Жизнь с Бобби… Вы только посмотрите, я плачу. Интересно, это настоящие чувства или им приходит конец? Думаю, что первое. Боже мой, ведь я так любил его — но все-таки мне кажется, что на всякий случай лучше поторопиться.

* * *

Бобби закончил среднюю школу практически уже в десять лет, но так и не получил степени бакалавра гуманитарных или естественных наук, не говоря уж о большем. И все из-за этого огромного мощного компаса у него в голове, который поворачивался то в одну сторону, то в другую в поисках нужного ему полюса.

У него был период, когда он проявлял интерес к физике, и более короткий период интереса к химии… в конце концов Бобби оказался слишком нетерпеливым и по отношению к математике, чтобы остановиться на одной из этих наук. Он знал, что легко справится с ними, но и химия, и физика — как и все точные науки — наскучили ему.

Когда Бобби исполнилось пятнадцать лет, он увлекся археологией. Прочесал вершины Белых гор вокруг нашего летнего коттеджа в Норт-Конуэй, воссоздал историю индейцев, которые жили здесь, на основе наконечников стрел, кремней, даже по структуре древесного угля давно погасших костров в древних пещерах в центральной части Нью-Хэмпшира.

Но прошло и это увлечение, и Бобби занялся историей и антропологией. Когда ему исполнилось шестнадцать, отец и мать с неохотой дали согласие на просьбу Бобби отправиться с экспедицией антропологов из Новой Англии в Южную Америку.
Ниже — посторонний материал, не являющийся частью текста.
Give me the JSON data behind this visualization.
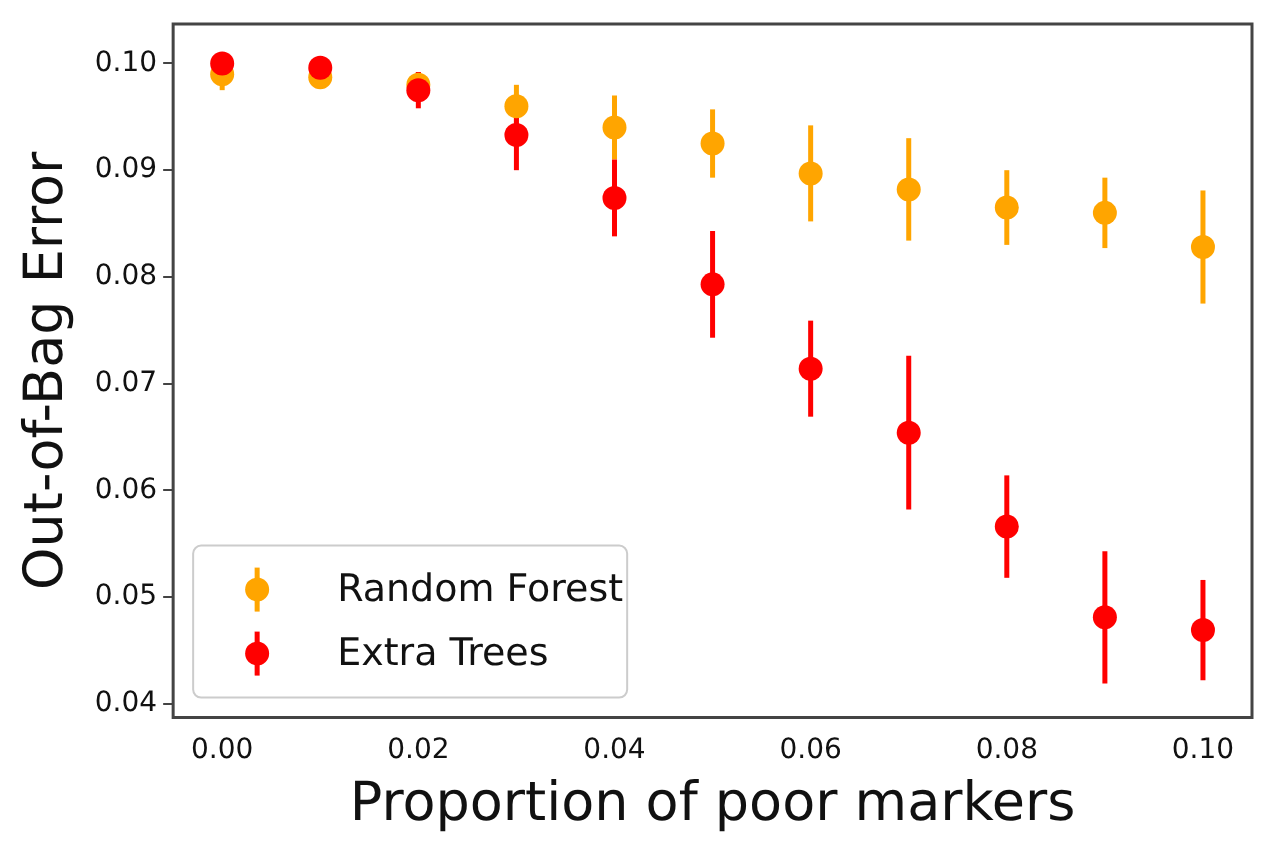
{
  "chart_data": {
    "type": "scatter",
    "xlabel": "Proportion of poor markers",
    "ylabel": "Out-of-Bag Error",
    "x": [
      0,
      0.01,
      0.02,
      0.03,
      0.04,
      0.05,
      0.06,
      0.07,
      0.08,
      0.09,
      0.1
    ],
    "series": [
      {
        "name": "Random Forest",
        "color": "#ffa500",
        "values": [
          0.099,
          0.0987,
          0.098,
          0.096,
          0.094,
          0.0925,
          0.0897,
          0.0882,
          0.0865,
          0.086,
          0.0828
        ],
        "errors": [
          0.0015,
          0.001,
          0.0012,
          0.002,
          0.003,
          0.0032,
          0.0045,
          0.0048,
          0.0035,
          0.0033,
          0.0053
        ]
      },
      {
        "name": "Extra Trees",
        "color": "#ff0000",
        "values": [
          0.1,
          0.0996,
          0.0975,
          0.0933,
          0.0874,
          0.0793,
          0.0714,
          0.0654,
          0.0566,
          0.0481,
          0.0469
        ],
        "errors": [
          0.0005,
          0.0005,
          0.0017,
          0.0033,
          0.0036,
          0.005,
          0.0045,
          0.0072,
          0.0048,
          0.0062,
          0.0047
        ]
      }
    ],
    "xlim": [
      -0.005,
      0.105
    ],
    "xticks": [
      {
        "value": 0,
        "label": "0.00"
      },
      {
        "value": 0.02,
        "label": "0.02"
      },
      {
        "value": 0.04,
        "label": "0.04"
      },
      {
        "value": 0.06,
        "label": "0.06"
      },
      {
        "value": 0.08,
        "label": "0.08"
      },
      {
        "value": 0.1,
        "label": "0.10"
      }
    ],
    "ylim": [
      0.0387,
      0.1037
    ],
    "yticks": [
      {
        "value": 0.04,
        "label": "0.04"
      },
      {
        "value": 0.05,
        "label": "0.05"
      },
      {
        "value": 0.06,
        "label": "0.06"
      },
      {
        "value": 0.07,
        "label": "0.07"
      },
      {
        "value": 0.08,
        "label": "0.08"
      },
      {
        "value": 0.09,
        "label": "0.09"
      },
      {
        "value": 0.1,
        "label": "0.10"
      }
    ],
    "grid": false,
    "legend": "bottom left",
    "marker": "circle"
  }
}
Через пять месяцев он вернулся впервые в жизни загоревшим. Он также подрос на дюйм, похудел на пятнадцать фунтов и стал гораздо сдержаннее. Оставался веселым, но его прежняя детская радость, иногда такая заразительная, иногда утомляющая окружающих, но которую он излучал всегда, теперь пропала. Бобби стал взрослым. И, насколько я припоминаю, впервые заговорил о происходящем в мире… о том, как все плохо. Это был 2003 год, когда группа «Сыновья Джихада», отколовшаяся от ООП (название этой группы почему-то всегда напоминало мне католическую общественную организацию где-нибудь на западе Пенсильвании), взорвала нейтронную бомбу в Лондоне. Радиацией было заражено шестьдесят процентов английской столицы, а ее остальная часть превратилась в исключительно вредное для проживания место, особенно для тех, кто собирался иметь детей или рассчитывал прожить дольше пятидесяти лет. В этом же году мы пытались установить блокаду Филиппин, после того как правительство Седеньо пригласило к себе «небольшую группу» китайских советников (примерно пятнадцать тысяч, по данным наших разведывательных спутников). Мы были вынуждены отступить лишь тогда, когда стало совершенно ясно, что: а) китайцы отнюдь не шутили относительно нанесения ракетно-ядерного удара из своих ракетных шахт, если мы не откажемся от блокады, и б) американский народ не проявлял ни малейшего желания совершить массовое самоубийство из-за каких-то Филиппинских островов. И в этом же году некие обезумевшие ублюдки — албанцы, по-моему, — сделали попытку рассеять с воздуха вирус СПИДа над Берлином.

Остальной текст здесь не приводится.